Thirdly, can the Minister guarantee that there will be no weakening of the arrangements that we have had within the European Union to keep the UK safe from serious international crime and terrorism, and, in particular, that we will retain access to systems such as the European criminal records information system, which shares data about prior convictions across EU countries?

Finally, returning to the point made by my hon. Friend the Member for Blackley and Broughton (Graham Stringer), given that the Government have insisted that they want a Canada-style deal, which raises the question of why that is off the table, would the Minister confirm that the Government would be willing to accept the non-regression clause provisions within the EU-Canada deal on workers’ rights and environmental protections? Those are precisely the points that were ripped out of the withdrawal agreement after the December election. If the Government were prepared to accept those, it would be a gamechanger in the negotiations.

Those are straightforward questions because they are all based on promises made by the Prime Minister, so it should be relatively simple for the Minister to say yes to each one of them. If not—I hate to think it—the Government might not have been telling the truth.

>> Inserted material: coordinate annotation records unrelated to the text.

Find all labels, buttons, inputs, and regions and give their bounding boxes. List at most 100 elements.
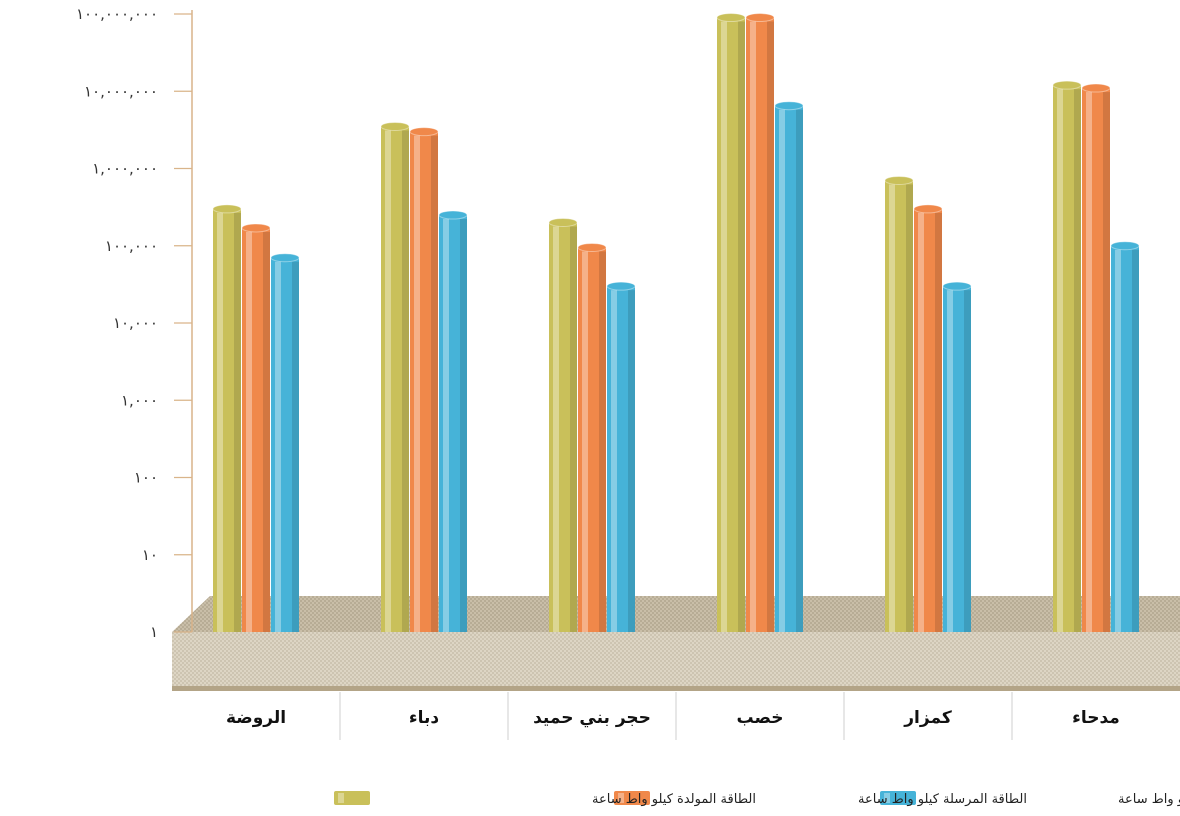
bar <box>548 217 578 633</box>
bar-shade <box>738 21 745 632</box>
bar-highlight <box>385 130 391 632</box>
chart-floor <box>172 632 1180 690</box>
bar-highlight <box>553 226 559 633</box>
bar-highlight <box>779 109 785 632</box>
y-tick-label: ١٠٠,٠٠٠,٠٠٠ <box>76 5 158 23</box>
category-label: كمزار <box>903 708 952 728</box>
bar-shade <box>964 290 971 632</box>
bar-cap <box>716 13 746 23</box>
bar-highlight <box>414 135 420 632</box>
legend-swatch <box>880 791 916 805</box>
bar-cap <box>884 175 914 185</box>
legend-swatch-highlight <box>338 793 344 803</box>
bar-highlight <box>947 290 953 632</box>
bar <box>913 204 943 632</box>
bar <box>942 281 972 632</box>
bar-cap <box>380 121 410 131</box>
bar-highlight <box>1086 92 1092 632</box>
bar-cap <box>577 242 607 252</box>
bar-highlight <box>918 212 924 632</box>
bar-body <box>1082 88 1110 632</box>
y-tick-label: ١ <box>150 623 158 641</box>
bar <box>884 175 914 632</box>
category-label: دباء <box>409 708 439 728</box>
bar-cap <box>913 204 943 214</box>
chart-floor-back <box>172 596 1180 632</box>
bar-shade <box>234 212 241 632</box>
legend-swatch-highlight <box>884 793 890 803</box>
bar-highlight <box>611 290 617 632</box>
legend-item: الطاقة المرسلة كيلو واط ساعة <box>614 791 1027 807</box>
bar-body <box>549 222 577 633</box>
bar <box>1081 83 1111 632</box>
bar-shade <box>431 135 438 632</box>
bar-highlight <box>217 212 223 632</box>
category-label: خصب <box>737 708 784 728</box>
bar <box>1052 80 1082 633</box>
bar <box>606 281 636 632</box>
bar <box>409 127 439 632</box>
bar-shade <box>263 231 270 632</box>
bar-cap <box>409 127 439 137</box>
bar-cap <box>1110 241 1140 251</box>
bar <box>716 13 746 632</box>
category-label: مدحاء <box>1072 708 1120 728</box>
y-tick-label: ١٠,٠٠٠,٠٠٠ <box>84 82 158 100</box>
bar-cap <box>606 281 636 291</box>
bar-body <box>578 247 606 632</box>
category-label: حجر بني حميد <box>533 708 651 728</box>
bar-body <box>381 126 409 633</box>
bar-highlight <box>582 251 588 632</box>
bar-cap <box>438 210 468 220</box>
legend: الطاقة المستهلكة كيلو واط ساعة الطاقة الم… <box>334 791 1180 807</box>
y-tick-label: ١٠,٠٠٠ <box>113 314 158 332</box>
bar-shade <box>796 109 803 632</box>
bar-shade <box>1074 89 1081 633</box>
bar-cap <box>774 101 804 111</box>
bar-highlight <box>1115 249 1121 632</box>
bar <box>577 242 607 632</box>
bar-body <box>1053 85 1081 633</box>
bar-body <box>410 131 438 632</box>
bar-body <box>213 208 241 632</box>
bar-body <box>1111 245 1139 632</box>
bar <box>438 210 468 632</box>
bar-cap <box>241 223 271 233</box>
y-tick-label: ١٠٠,٠٠٠ <box>105 237 158 255</box>
legend-swatch <box>614 791 650 805</box>
y-axis-ticks: ١٠٠,٠٠٠,٠٠٠ ١٠,٠٠٠,٠٠٠ ١,٠٠٠,٠٠٠ ١٠٠,٠٠٠ ١٠,… <box>76 5 192 641</box>
bar-cap <box>270 253 300 263</box>
bar-shade <box>1103 92 1110 632</box>
bar-body <box>242 227 270 632</box>
y-tick-label: ١,٠٠٠,٠٠٠ <box>92 160 158 178</box>
bar-cap <box>745 13 775 23</box>
bar-body <box>914 208 942 632</box>
bar-cap <box>548 217 578 227</box>
bar <box>380 121 410 633</box>
bar-body <box>943 286 971 632</box>
bar <box>270 253 300 632</box>
bar-shade <box>906 184 913 632</box>
bar-shade <box>767 21 774 632</box>
bar-highlight <box>750 21 756 632</box>
bar-highlight <box>1057 89 1063 633</box>
bar-body <box>439 215 467 632</box>
category-separators <box>339 692 1013 740</box>
bar <box>241 223 271 632</box>
bar-shade <box>460 219 467 632</box>
y-tick-label: ١,٠٠٠ <box>121 391 158 409</box>
bar-cap <box>942 281 972 291</box>
bar-body <box>885 180 913 632</box>
bar <box>774 101 804 632</box>
legend-label: الطاقة المولدة كيلو واط ساعة <box>592 792 756 807</box>
bar-shade <box>402 130 409 632</box>
bar-body <box>746 17 774 632</box>
y-tick-label: ١٠٠ <box>134 469 158 487</box>
bar-highlight <box>721 21 727 632</box>
bar-shade <box>292 261 299 632</box>
bar-shade <box>628 290 635 632</box>
category-label: الروضة <box>226 708 286 728</box>
bar-shade <box>599 251 606 632</box>
bar-shade <box>935 212 942 632</box>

The coronavirus pandemic, which is referenced in e-petition 300412, makes it even more important that the Government deliver the deal that the Prime Minister promised, to support jobs, the security of our country, business and people’s livelihoods. As we look to the future, rebuilding from the devastating impact of the virus, we cannot face the additional problems of a disruptive departure from the transition. Covid-19 has taken people’s bandwidth in the civil service, politics and the EU. Businesses have not been able to prepare in the way that they would otherwise have done, because their capacity has been stretched.

It was unfortunate that the Chancellor of the Duchy of Lancaster, in his recent statement to the House, tried to point the finger of blame at businesses for not being prepared. They are not helped by the unanswered questions that remain. Businesses around the country have reasonable questions about trade not only in goods, but in services. The agricultural sector has questions about health, food safety, standards and checks. The hon. Member for Twickenham (Munira Wilson) talked about the problems of the pharmaceutical sector. I have talked to many other sectors in my role. Businesses representing critical sectors of the economy simply cannot get a hearing from this Government.

The Government have maintained throughout the coronavirus crisis that they could deliver a deal in the timeframe they have allotted themselves. They will be judged by that promise. As it stands at the moment, they need to get a grip and deliver the deal: not any deal, but the deal they promised last December; the deal that we need for the country to move on.